Critic Deepa Gahlot reviewed the series for Scroll.in stating, "Kajol is given annoying internal pop-philosophical monologues about love, trust, destiny and faith."

Santanu Das of Hindustan Times felt the dialogue is poor and wrote, "None of the performances land, even the always-reliable Sheeba Chaddha meets the fate of a poorly written boss-lady archetype."

Tushar Joshi of India Today wrote, "On the flip side, the score and music sounds outdated and some of the dialogues stand out as a sore thumb in an otherwise modern setting.

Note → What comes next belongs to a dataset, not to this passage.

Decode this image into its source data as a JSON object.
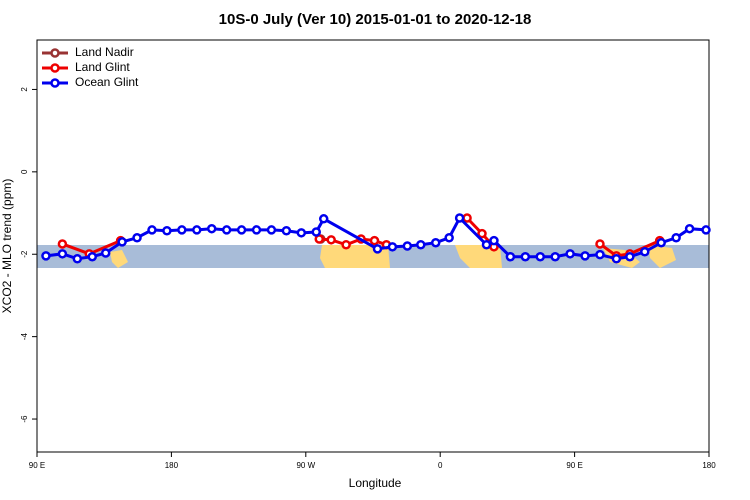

There is a lack of cohesiveness between the episodes and you need to be patient to make it to the point where the actual fun starts."

A critic from Rediff.com wrote, "Blame it on my expectations, but we've seen far more absorbing and closer-to-life court room dramas in recent times – the slow burn Criminal Justice, spirited Guilty Minds and, of course, the glitzy Suits being one of my all-time favourites."

Pinkvilla gave a mixed review, saying, "The Trial counts for a nice weekend binge despite few clichéd tropes and plot conveniences."